Alors que la production d’énergie aux États-Unis varie d’un pays à l’autre, le changement a été une aubaine importante pour la durabilité de l’exploitation minière de Bitcoin. Les États-Unis regorgent de sources d’énergie renouvelables ; Ajoutez à cela le fait que les grandes sociétés minières sont essentiellement en concurrence dans une industrie à faible marge, où le coût variable principal est l’énergie, et l’incitation est de migrer vers les sources d’énergie les moins chères – qui sont en grande partie renouvelables.

New York, par exemple, l’un des États avec la plus grande part de hashrate de Bitcoin, selon les données de Foundry USA, obtient un tiers de sa production d’électricité à partir de sources renouvelables. Le Texas, autre État majeur pour le hashrate minier Bitcoin, augmente rapidement sa part de production d’énergie renouvelable, avec 20% de son électricité provenant de l’éolien en 2019.

De plus, l’industrie minière Bitcoin possède un ensemble de fonctionnalités unique qui encourage réellement l’utilisation de sources d’énergie renouvelables piégées qui ne sont pas encore connectées au réseau national. Ainsi, en agissant comme un moyen de monétiser la production d’énergie renouvelable, l’exploitation minière peut encore accélérer le développement des capacités d’énergie renouvelable.

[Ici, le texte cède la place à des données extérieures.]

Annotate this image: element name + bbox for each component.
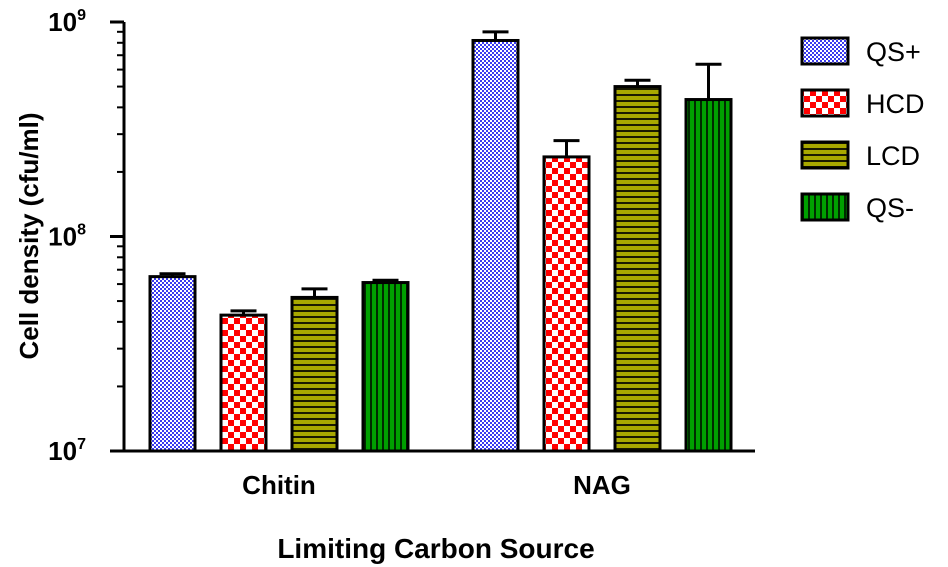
- y-ticks: 107 108 109: [48, 7, 124, 466]
- x-axis-title: Limiting Carbon Source: [277, 533, 594, 564]
- error-bar: [230, 309, 257, 316]
- bar-chitin-qsplus: [148, 275, 197, 453]
- error-bar: [301, 287, 328, 298]
- error-bars-layer: [159, 30, 722, 316]
- y-axis-title: Cell density (cfu/ml): [14, 112, 44, 359]
- legend-item: LCD: [800, 140, 920, 171]
- error-bar: [624, 78, 651, 87]
- x-tick-label-chitin: Chitin: [242, 470, 316, 500]
- legend-label: HCD: [866, 89, 925, 119]
- legend-item: HCD: [800, 88, 925, 119]
- error-bar: [695, 62, 722, 100]
- error-bar: [482, 30, 509, 41]
- legend: QS+ HCD LCD QS-: [800, 36, 925, 223]
- bar-chitin-qsminus: [361, 281, 410, 453]
- bar-chitin-lcd: [290, 295, 339, 453]
- bar-nag-qsplus: [471, 38, 520, 453]
- y-tick-label: 108: [48, 222, 86, 252]
- legend-swatch: [800, 88, 850, 118]
- bar-nag-lcd: [613, 85, 662, 453]
- legend-label: LCD: [866, 141, 920, 171]
- bar-nag-qsminus: [684, 98, 733, 453]
- error-bar: [372, 278, 399, 283]
- legend-item: QS+: [800, 36, 921, 67]
- bar-chitin-hcd: [219, 313, 268, 453]
- legend-swatch: [800, 36, 850, 66]
- y-tick-label: 107: [48, 436, 86, 466]
- legend-swatch: [800, 140, 850, 170]
- error-bar: [159, 272, 186, 277]
- x-tick-label-nag: NAG: [573, 470, 631, 500]
- bars-layer: [148, 38, 733, 453]
- legend-label: QS+: [866, 37, 921, 67]
- y-tick-label: 109: [48, 7, 86, 37]
- error-bar: [553, 139, 580, 157]
- legend-item: QS-: [800, 192, 914, 223]
- bar-nag-hcd: [542, 155, 591, 453]
- legend-swatch: [800, 192, 850, 222]
- x-ticks: Chitin NAG: [242, 470, 631, 500]
- legend-label: QS-: [866, 193, 914, 223]
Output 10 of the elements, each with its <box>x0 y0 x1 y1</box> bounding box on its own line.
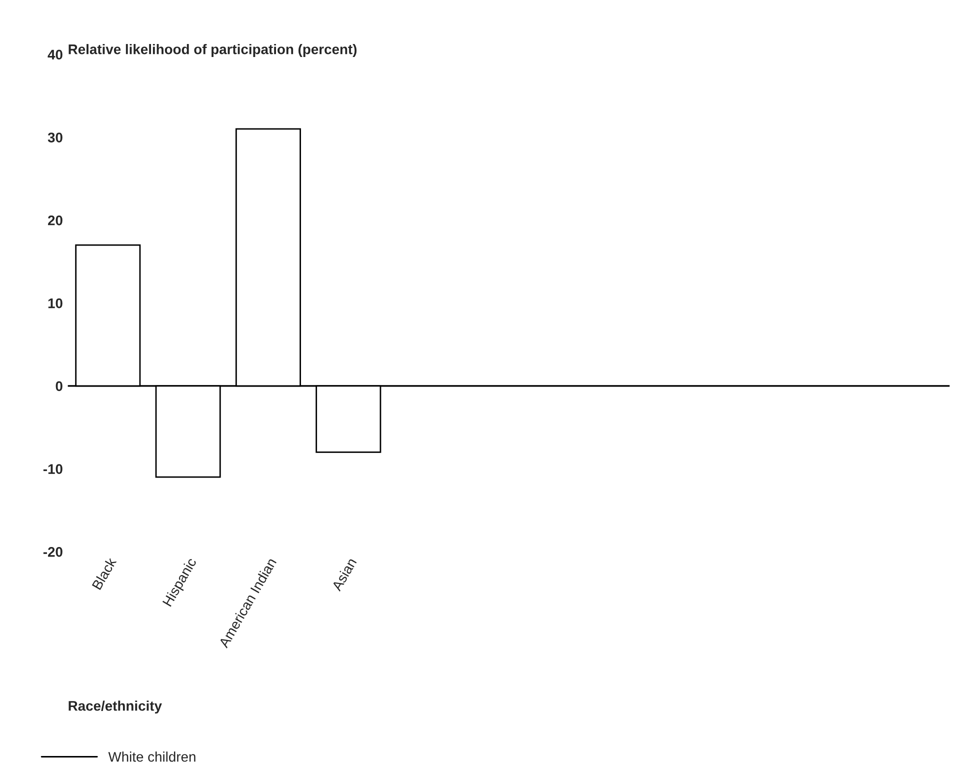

Ce passage aux énergies renouvelables a déjà commencé à montrer aux critiques que Bitcoin et l’industrie des actifs numériques au sens large peuvent réussir avec une philosophie de durabilité. Une telle transition ne se produira pas immédiatement et il faudra du temps aux grandes exploitations minières pour s’établir dans de nouvelles juridictions. Cependant, cette transition est bien amorcée.

En fin de compte, il appartient aux fournisseurs d’actifs numériques de démontrer que la valeur fournie par la cryptographie vaut la consommation d’énergie. Des progrès significatifs ont été réalisés cette année seulement dans la réduction de l’empreinte environnementale des actifs numériques, et alors que la crypto continue son parcours de durabilité, l’adoption par les entreprises et les institutions suivra.